Matt y Rose se quedan quietos y en sus caras se refleja el miedo a lo que pueda pasar.- ¡Iros a vuestro cuarto y dejarme tranquilo!

Se que no se refiere a mi, o tal vez sí. Pero sin tan siquiera mirarle me levanto del sofá cojo el libro que estaba leyendo y me dirijo a nuestra pequeña habitación. Mientras con un gesto les digo a mis hermanos que me sigan.

Me tumbo en mi cama y ellos se suben a la litera para seguir jugando, esta vez, a un extraño juego que Matt se ha inventado.

Matt y Rose son la única alegría de la casa. A mi madre siempre le habían gustado los nombres americanos aunque no tengamos nada que ver con ellos, y como a mi padre poco le importaba lo que  a nosotros concernía... Mi madre eligió los nombres de Annie, Matt y Rose, un día me dijo que los saco de un viejo libro en el que eran nombres de príncipes y de reyes.

Supongo que mi madre se hubiera pensado mejor ponernos estos nombres si hubiera sabido que en los últimos años no nos ha beneficiado para nada tenerlos, más bien todo lo contrario. Los españoles piensan que tenemos algo que ver con los americanos con que, más de una vez, hemos vuelto con un moratón o sangrando a casa por ello.

Miro el reloj, y dejo de leer. Me empiezo a vestir para ir al trabajo. No es que gane mucho, pero todo el dinero que mi padre consigue en el trabajo (que tampoco es mucho) se lo gasta en alcohol, cigarros y cosas para él. Así que el dinero que yo consigo nos sirve para comer a mí y a mis hermanos. Lo único en lo que nos beneficia vivir con él es que sino estaríamos en una casa de acogida, o tal como están las cosas, estaríamos en la calle, bueno, eso y que es él quien paga la casa.

-Chicos me voy a trabajar, hacer las tareas, portaos bien, y nos vemos por la noche.

-Vale, Annie.

Salgo de la habitación, cojo mi mochila y cruzo el salón lo más rápido que puedo para que no le de tiempo a mi padre a decir nada.

-¡Annie!- le oigo gritar cuando ya estoy abriendo la puerta.- ¿Adonde vas?

-Voy a dar una vuelta con Noelia y con Carla. Pero vuelvo para hacer la cena.

Sin esperar una respuesta me voy dando un portazo.

Salgo de mi casa y oigo el crujir de los escombros de mi ciudad, que se ha convertido en poco tiempo en la ciudad de mis pesadillas.

Pocas casas consiguen mantenerse en pie. La mayoría están destrozadas y deshabitadas.

La mansión donde trabajo no esta muy lejos de mi casa. Sus propietarios son de los más ricos y prestigiosos de toda la ciudad. La familia Camiruaga.

Conseguí el trabajo por mi madre que pocos meses antes de morirse decidió que no le vendría mal mi ayuda económica a la familia, y como ella trabajaba de doncella, pues no le fue difícil convencer a los dueños de mi eficiencia. Los señores Camiruaga piensan que soy mayor de edad sino, está claro, que no me dejarían trabajar.

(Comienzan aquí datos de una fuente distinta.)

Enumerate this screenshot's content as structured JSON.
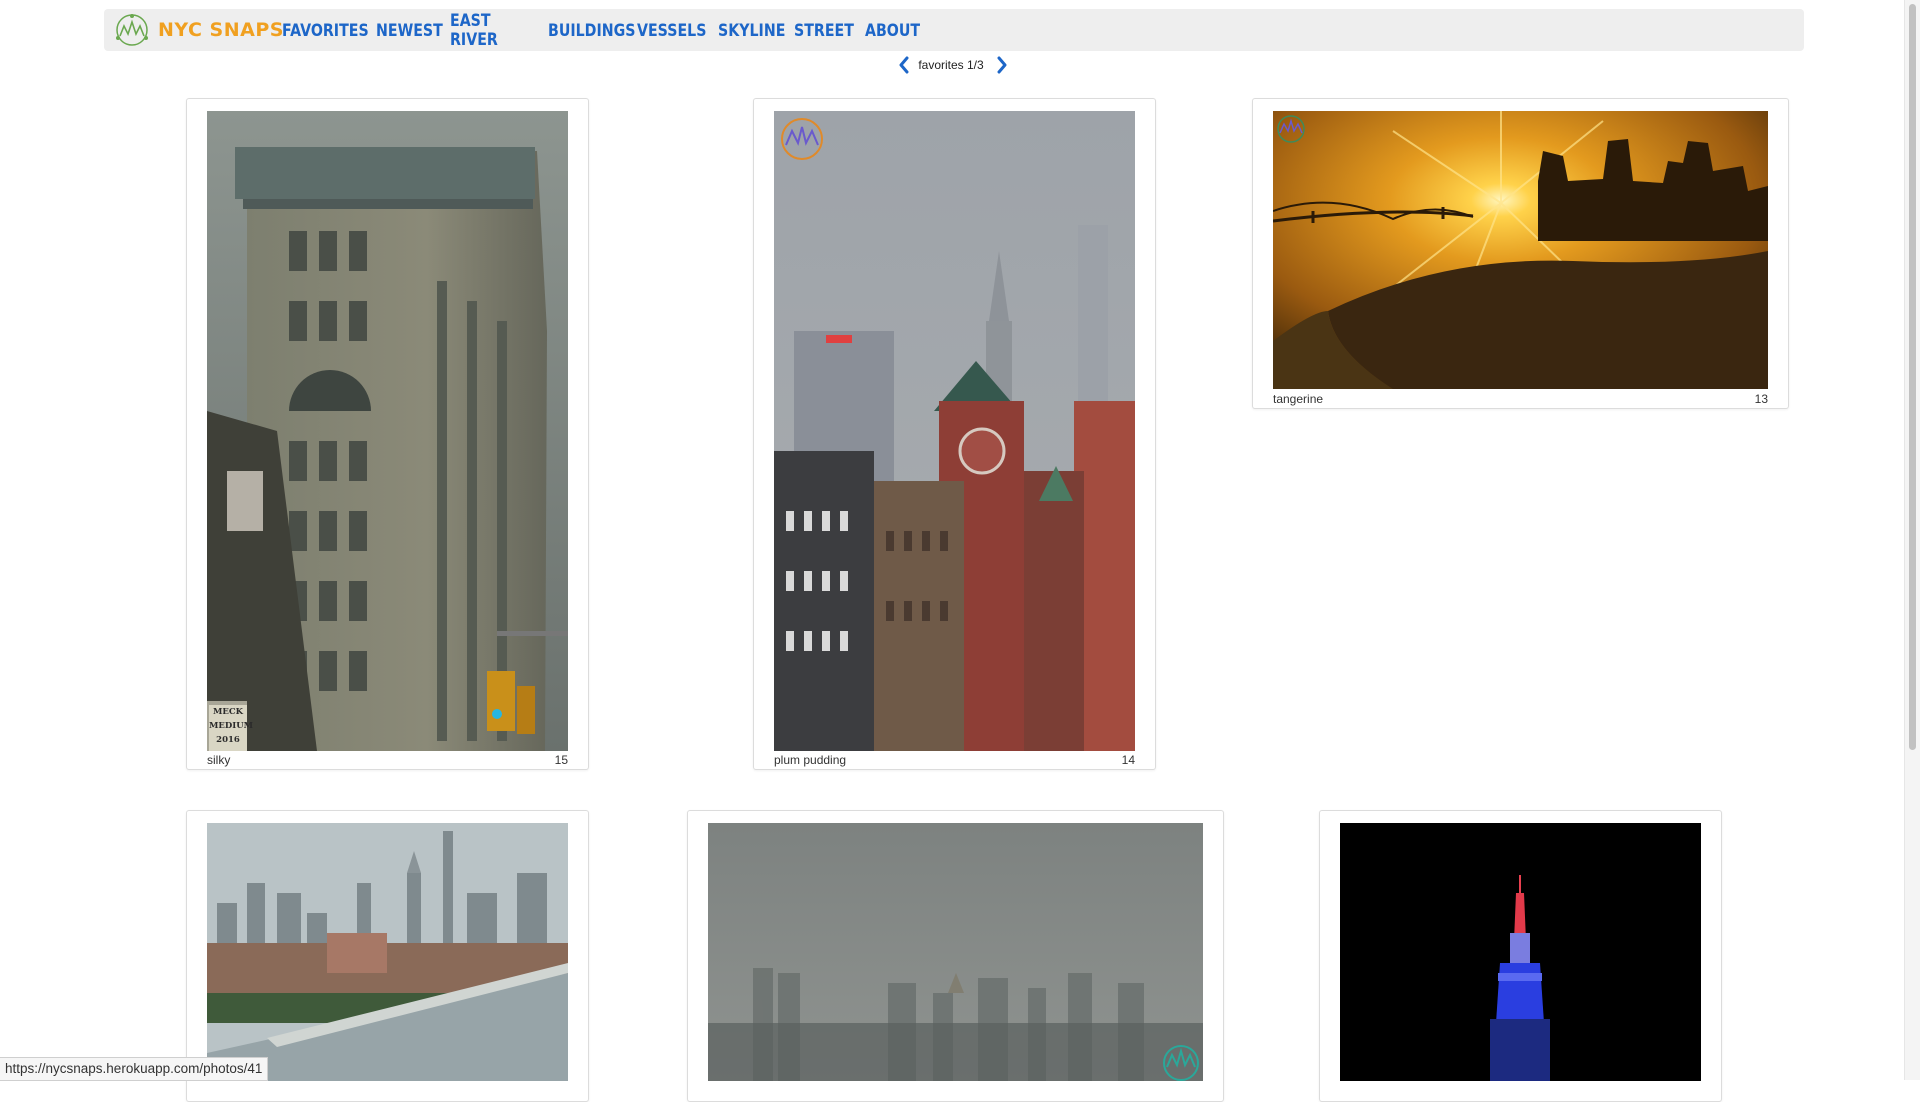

Al llegar a la esquina de mi casa veo a dos jóvenes soldados que comen un bocadillo mientras me observan de arriba abajo intentando ver el mínimo detalle para detenerme.

Ya no me asusta verles por cada esquina de la ciudad. Son como buitres, te observan para luego devorarte. Y poco me sorprendería que el gobierno de Estados Unidos decidiera poner cámaras en la ciudad para vigilarnos aún más.

Llego a la casa pocos minutos después. Entro como si fuera la mía pasando por el gran salón y saludo a Joaquin, el mayordomo:

-Hola, Annie. ¿Qué tal va tu día?- dice ajustándose la corbata azul que lleva. Todavía no se la ha cambiado ni un solo día desde que trabajo aquí.

-Como siempre, no me puedo quejar.

Me voy a la habitación de invitados y allí abro mi mochila y me pongo el uniforme que consta de una falda azul marina, una americana del mismo color y un pañuelo rosa. Es uno de los requisitos para trabajar aquí.

Salgo de la habitación y me encuentro con Felisa Camiruaga, la dueña de la mansión. Es una mujer de mediana edad como su marido, siempre lleva recogido en un moño su pelo castaño, con unas gafas grandes y negras. Ella es la dueña de la casa, ya que, su marido casi nunca esta en ella, es un gran empresario.

-Buenos días, señorita Montenegro.

-Buenos días, señora Camiruaga.

Sigo mi camino hacia el jardín donde como ya esperaba se encuentra Julia, mi jefa.

-Señorita Montenegro. Hoy se va a encargar de hacer todas las camas, barrer y fregar las habitaciones de la segunda planta.

-Vale.- sin ninguna pega me voy a mi cometido.

Cuando termino de recoger las veinte habitaciones de la segunda planta, bajo para irme a mi casa pero me freno al ver a un coronel de la armada española hablando con la señora Camiruaga. Sin querer empiezo a escuchar su conversación a escondidas:

-Entonces, ¿cree que lo mejor es que mi familia se mude por un tiempo?

-Sí señora, la armada española va intentar otro enfrentamiento con los americanos, aunque no creo que tenga ningún éxito. Calculamos que va a haber decenas de ciudadanos muertos y cientos de edificios destruidos. Por eso, lo mejor es que se vayan, todos tememos que cuando todo esto acabe, España se convierta en un país deshabitado y moribundo.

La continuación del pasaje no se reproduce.